Pennyroyal shook his head. “A nice idea, Tom, but a bit unlikely, wouldn’t you say? Even if anyone had survived that terrible disaster, why would they still be living in the ruins, all those hundreds of miles behind the Green Storm’s lines?”
Wren felt embarrassed for her father. She wished he had tried out his crazy-s
ounding idea on her before he let everybody else hear it. Poor Dad! He really missed his old city, even after all these years; that was why he had let his imagination run away with him.
The breakfast-party was beginning to break up, the room filling with a low buzz of conversation as Tom spoke eagerly to Pennyroyal, and Fräulein Hinblick explained what had just been said to some of her friends who spoke no Anglish. A few of them looked doubtfully at Tom, and there was some laughter. Wren turned to search for Orla Twombley and found the shabby stranger standing close behind her.
“Your father’s imagination is almost as vivid as Professor Pennyroyal’s,” he said.
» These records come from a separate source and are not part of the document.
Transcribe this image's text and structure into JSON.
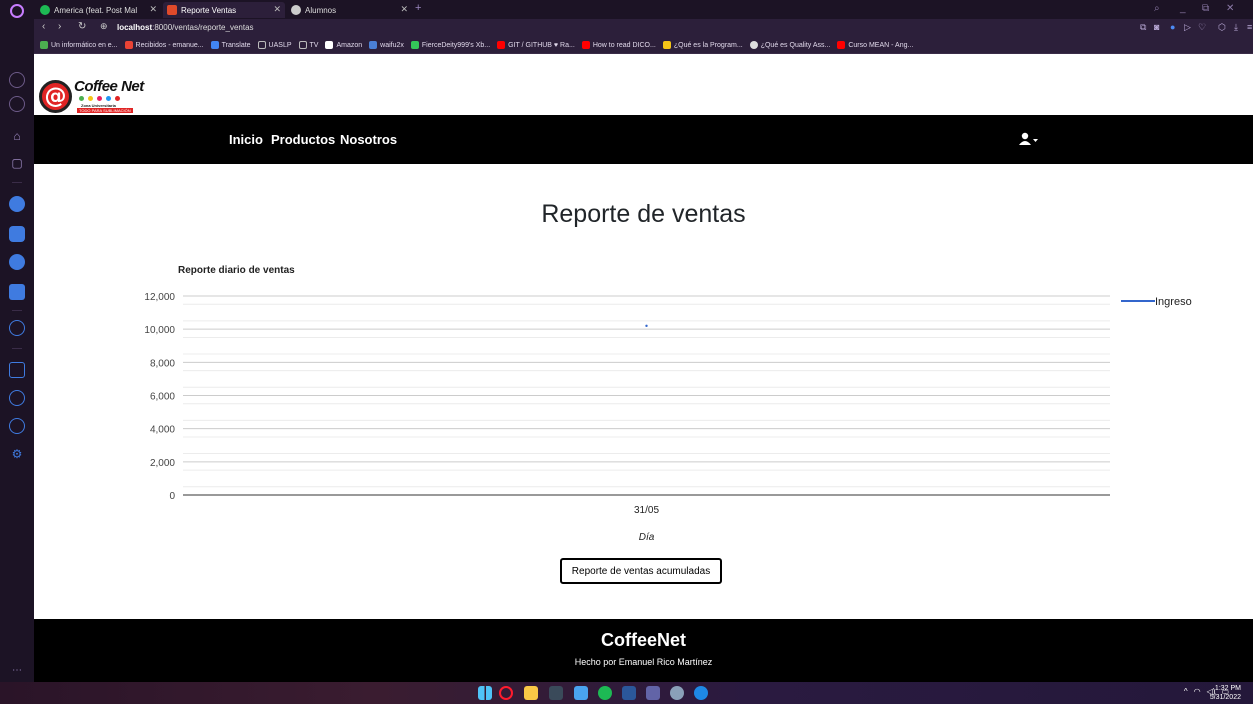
{
  "browser": {
    "tabs": [
      {
        "title": "America (feat. Post Mal",
        "favicon_color": "#1db954"
      },
      {
        "title": "Reporte Ventas",
        "favicon_color": "#e04a2a"
      },
      {
        "title": "Alumnos",
        "favicon_color": "#ddd"
      }
    ],
    "new_tab": "+",
    "url_host": "localhost",
    "url_rest": ":8000/ventas/reporte_ventas",
    "bookmarks": [
      {
        "label": "Un informático en e...",
        "color": "#4caf50"
      },
      {
        "label": "Recibidos - emanue...",
        "color": "#ea4335"
      },
      {
        "label": "Translate",
        "color": "#4285f4"
      },
      {
        "label": "UASLP",
        "color": "#bbb"
      },
      {
        "label": "TV",
        "color": "#bbb"
      },
      {
        "label": "Amazon",
        "color": "#fff"
      },
      {
        "label": "waifu2x",
        "color": "#4a7fd6"
      },
      {
        "label": "FierceDeity999's Xb...",
        "color": "#34c759"
      },
      {
        "label": "GIT / GITHUB ♥ Ra...",
        "color": "#ff0000"
      },
      {
        "label": "How to read DICO...",
        "color": "#ff0000"
      },
      {
        "label": "¿Qué es la Program...",
        "color": "#f5c518"
      },
      {
        "label": "¿Qué es Quality Ass...",
        "color": "#ddd"
      },
      {
        "label": "Curso MEAN - Ang...",
        "color": "#ff0000"
      }
    ]
  },
  "site": {
    "logo": {
      "name": "Coffee Net",
      "zone": "Zona Universitaria",
      "tagline": "TODO PARA SUBLIMACIÓN"
    },
    "nav": {
      "home": "Inicio",
      "products": "Productos",
      "about": "Nosotros"
    },
    "page_title": "Reporte de ventas",
    "accumulated_button": "Reporte de ventas acumuladas",
    "footer": {
      "brand": "CoffeeNet",
      "credit": "Hecho por Emanuel Rico Martínez"
    }
  },
  "chart_data": {
    "type": "line",
    "title": "Reporte diario de ventas",
    "xlabel": "Día",
    "ylabel": "",
    "categories": [
      "31/05"
    ],
    "series": [
      {
        "name": "Ingreso",
        "values": [
          10200
        ],
        "color": "#3366cc"
      }
    ],
    "ylim": [
      0,
      12000
    ],
    "yticks": [
      "0",
      "2,000",
      "4,000",
      "6,000",
      "8,000",
      "10,000",
      "12,000"
    ],
    "grid": true,
    "legend": "right"
  },
  "taskbar": {
    "clock_time": "1:32 PM",
    "clock_date": "5/31/2022"
  }
}
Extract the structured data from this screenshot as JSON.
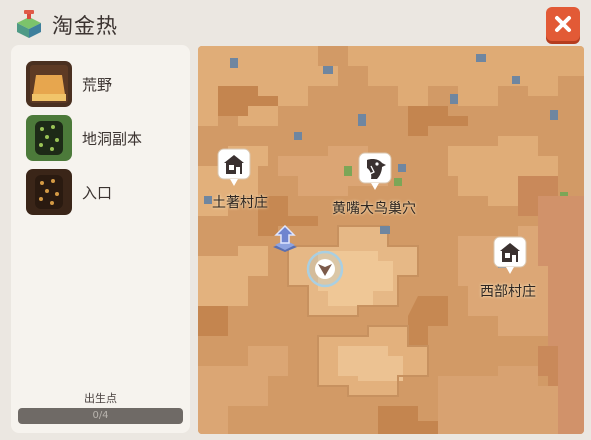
{
  "header": {
    "title": "淘金热",
    "icon": "grass-cube-icon",
    "close_icon": "close-x-icon"
  },
  "sidebar": {
    "items": [
      {
        "label": "荒野",
        "icon": "wilderness-thumb"
      },
      {
        "label": "地洞副本",
        "icon": "cave-dungeon-thumb"
      },
      {
        "label": "入口",
        "icon": "entrance-thumb"
      }
    ],
    "spawn": {
      "label": "出生点",
      "progress_text": "0/4",
      "progress": 0
    }
  },
  "map": {
    "markers": [
      {
        "label": "土著村庄",
        "icon": "house-icon"
      },
      {
        "label": "黄嘴大鸟巢穴",
        "icon": "bird-head-icon"
      },
      {
        "label": "西部村庄",
        "icon": "house-icon"
      }
    ],
    "player_icon": "player-arrow-icon",
    "teleport_icon": "teleport-arrow-icon"
  },
  "colors": {
    "accent": "#e25a36",
    "terrain_light": "#d9a06a",
    "terrain_dark": "#c48655",
    "water": "#6f86a0"
  }
}
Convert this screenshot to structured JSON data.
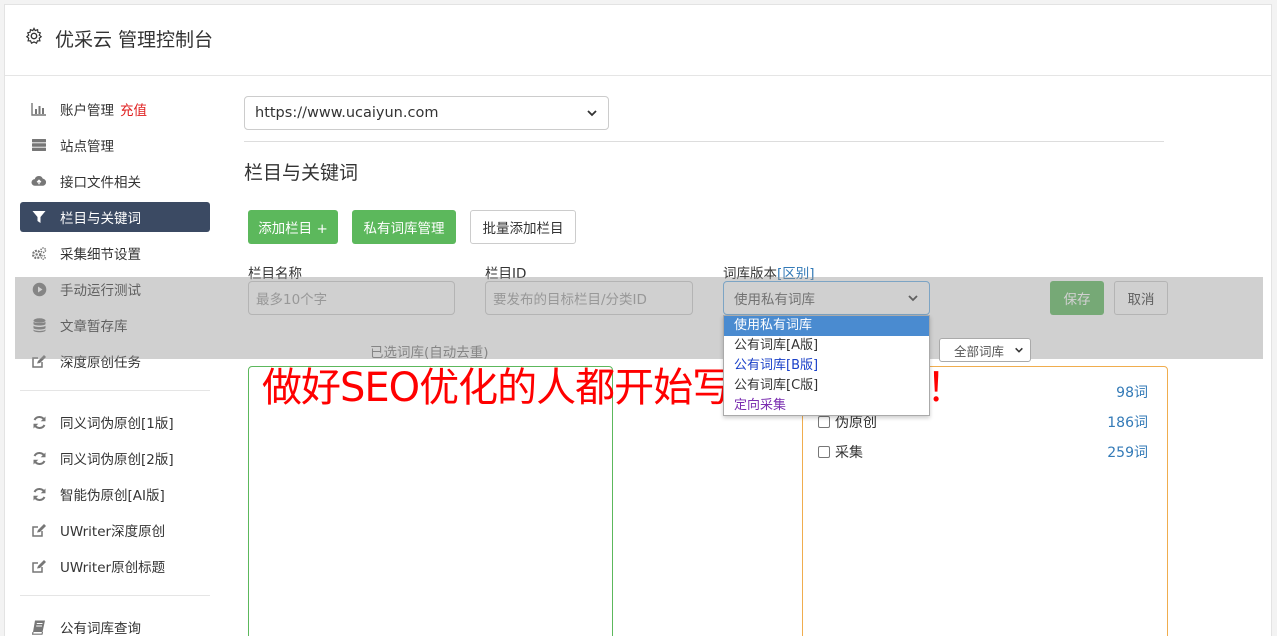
{
  "header": {
    "title": "优采云 管理控制台"
  },
  "sidebar": {
    "group1": [
      {
        "label": "账户管理",
        "extra": "充值",
        "icon": "bar-chart-icon"
      },
      {
        "label": "站点管理",
        "icon": "server-icon"
      },
      {
        "label": "接口文件相关",
        "icon": "cloud-upload-icon"
      },
      {
        "label": "栏目与关键词",
        "icon": "filter-icon",
        "active": true
      },
      {
        "label": "采集细节设置",
        "icon": "cogs-icon"
      },
      {
        "label": "手动运行测试",
        "icon": "play-circle-icon"
      },
      {
        "label": "文章暂存库",
        "icon": "database-icon"
      },
      {
        "label": "深度原创任务",
        "icon": "edit-icon"
      }
    ],
    "group2": [
      {
        "label": "同义词伪原创[1版]",
        "icon": "refresh-icon"
      },
      {
        "label": "同义词伪原创[2版]",
        "icon": "refresh-icon"
      },
      {
        "label": "智能伪原创[AI版]",
        "icon": "refresh-icon"
      },
      {
        "label": "UWriter深度原创",
        "icon": "edit-icon"
      },
      {
        "label": "UWriter原创标题",
        "icon": "edit-icon"
      }
    ],
    "group3": [
      {
        "label": "公有词库查询",
        "icon": "book-icon"
      }
    ]
  },
  "main": {
    "site_select": "https://www.ucaiyun.com",
    "section_title": "栏目与关键词",
    "buttons": {
      "add_column": "添加栏目 +",
      "private_lib": "私有词库管理",
      "batch_add": "批量添加栏目"
    },
    "form": {
      "name_label": "栏目名称",
      "name_placeholder": "最多10个字",
      "id_label": "栏目ID",
      "id_placeholder": "要发布的目标栏目/分类ID",
      "version_label": "词库版本",
      "version_link": "[区别]",
      "version_value": "使用私有词库",
      "save": "保存",
      "cancel": "取消"
    },
    "dropdown_options": [
      {
        "label": "使用私有词库",
        "selected": true
      },
      {
        "label": "公有词库[A版]"
      },
      {
        "label": "公有词库[B版]"
      },
      {
        "label": "公有词库[C版]"
      },
      {
        "label": "定向采集"
      }
    ],
    "selected_libs_label": "已选词库(自动去重)",
    "lib_filter": "全部词库",
    "libs": [
      {
        "name": "",
        "count": "98词"
      },
      {
        "name": "伪原创",
        "count": "186词"
      },
      {
        "name": "采集",
        "count": "259词"
      }
    ]
  },
  "banner": "做好SEO优化的人都开始写原创文章了！"
}
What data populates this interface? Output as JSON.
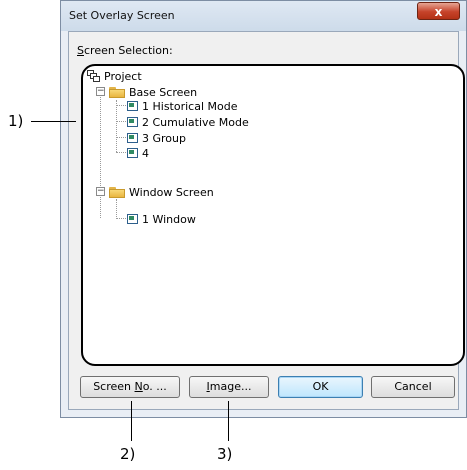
{
  "dialog": {
    "title": "Set Overlay Screen",
    "close_glyph": "x",
    "screen_selection_label_prefix": "S",
    "screen_selection_label_rest": "creen Selection:"
  },
  "tree": {
    "root": "Project",
    "base_screen": {
      "label": "Base Screen",
      "expander": "−",
      "items": [
        "1 Historical Mode",
        "2 Cumulative Mode",
        "3 Group",
        "4"
      ]
    },
    "window_screen": {
      "label": "Window Screen",
      "expander": "−",
      "items": [
        "1 Window"
      ]
    }
  },
  "buttons": {
    "screen_no_prefix": "Screen ",
    "screen_no_mnemonic": "N",
    "screen_no_rest": "o. ...",
    "image_mnemonic": "I",
    "image_rest": "mage...",
    "ok": "OK",
    "cancel": "Cancel"
  },
  "callouts": {
    "tree": "1)",
    "screen_no": "2)",
    "image": "3)"
  }
}
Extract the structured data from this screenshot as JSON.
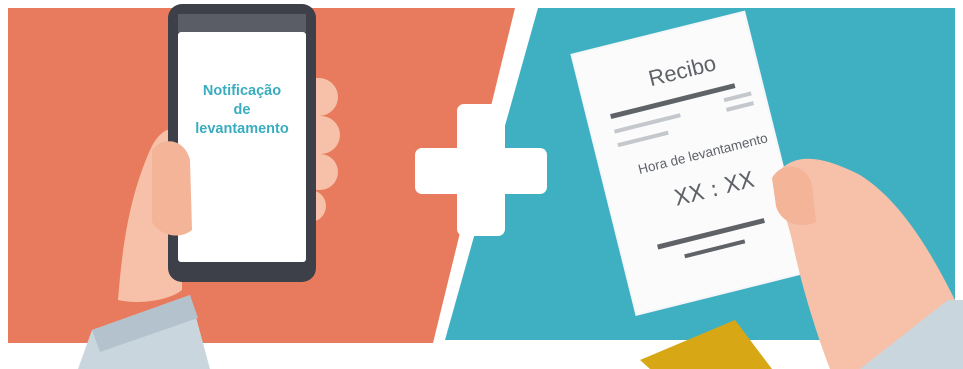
{
  "phone": {
    "notification_lines": [
      "Notificação",
      "de",
      "levantamento"
    ]
  },
  "receipt": {
    "title": "Recibo",
    "label": "Hora de levantamento",
    "time": "XX : XX"
  },
  "colors": {
    "left_panel": "#e87b5d",
    "right_panel": "#3eb0c1",
    "accent_text": "#3aacbf",
    "plus": "#ffffff",
    "ticket": "#d7a716"
  }
}
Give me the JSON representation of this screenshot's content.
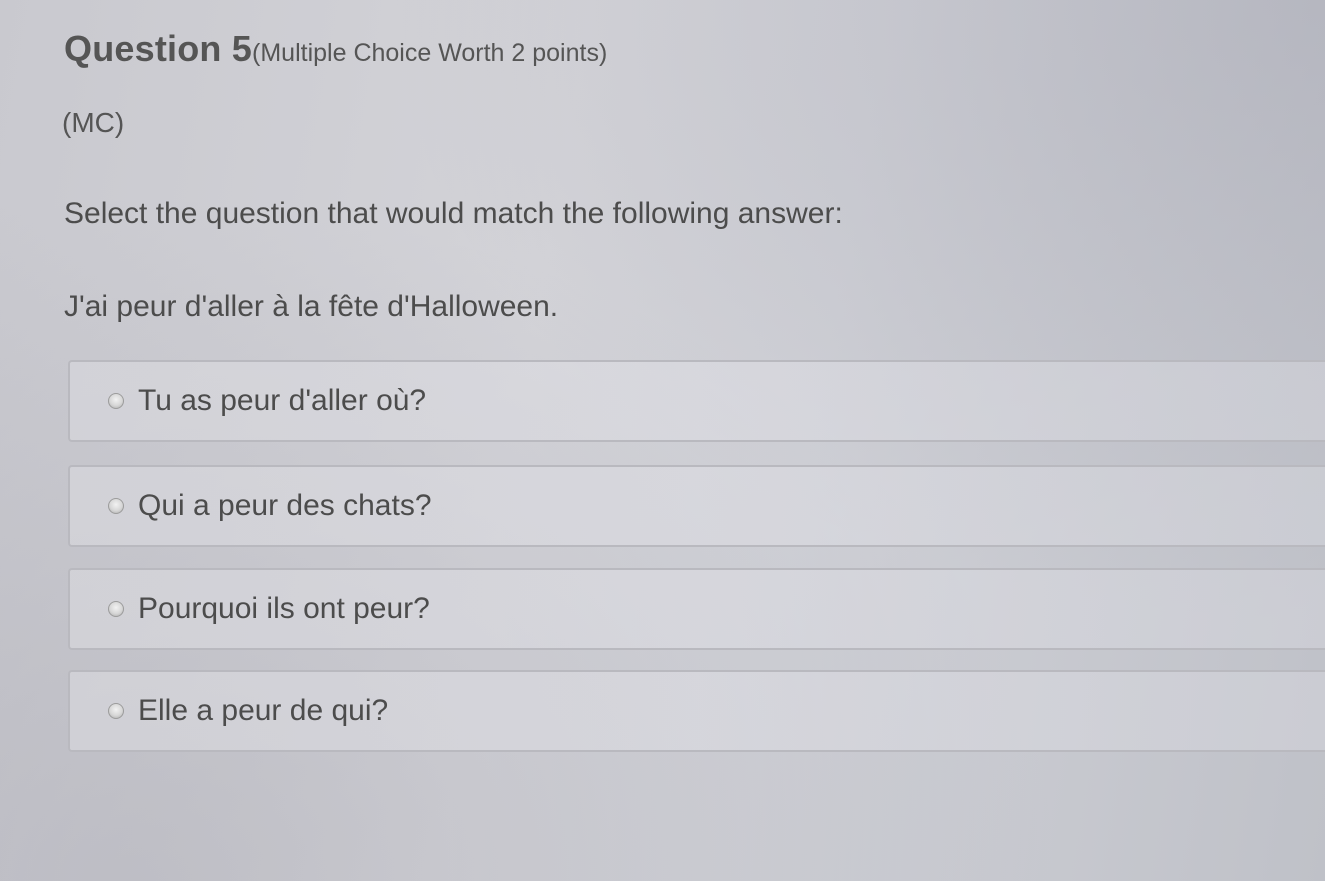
{
  "question": {
    "title": "Question 5",
    "meta": "(Multiple Choice Worth 2 points)",
    "type": "(MC)",
    "prompt": "Select the question that would match the following answer:",
    "statement": "J'ai peur d'aller à la fête d'Halloween."
  },
  "choices": [
    {
      "label": "Tu as peur d'aller où?"
    },
    {
      "label": "Qui a peur des chats?"
    },
    {
      "label": "Pourquoi ils ont peur?"
    },
    {
      "label": "Elle a peur de qui?"
    }
  ],
  "colors": {
    "text": "#4c4c4c",
    "choice_border": "#b9b9bf",
    "background": "#cfd0d6"
  },
  "icons": {
    "radio": "radio-button-unselected-icon"
  }
}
“Daddy is a Londoner himself,” Wren told him. “It’s only natural that he should be interested in what has become of London.”
The man seemed satisfied. He was better looking than Wren had thought at first, and younger, too; just a boy really; eighteen or nineteen, with clear, pale skin and a faint stubble showing on his chin and upper lip. But his ice-blue eyes seemed to belong in a much older face. They stared past Wren at her father as he said, “I should like to talk to him. But not here.” He thought for a moment, then reached inside his coat and took out a square of thick, creamy card, which he gave to Wren. Curly writing was embossed on it; an address on the Oberrang, Murnau’s upper tier. “My father is giving a party tomorrow afternoon. You should both come. There we may speak in private.”
He studied her face for a moment. Wren looked down at the invitation, and when she looked up again the young man had turned away; she saw the skirts of his coat swirl as he reached the stairs and started down; his hair glinted gold in the lamplight. Then he was gone.
Wren turned to her father, but Tom was talking to the journalist Spiney, trying not to give too much of the truth away as Spiney quizzed him about how he knew Prof Pennyroyal. Wren went over to Orla Twombley instead. “Who was that man?” she asked. “The one who interrupted the Professor’s story?”
“Him?” The aviatrix looked round quickly and, seeing that the young man had left, said, “His name is Wolf Kobold. Son of Kriegsmarshal von Kobold, the old soldier they made mayor of Murnau when this war began. Look, there they are together in that print above the fireplace… Wolf’s a brave fighter. Handsome too, don’t you think?”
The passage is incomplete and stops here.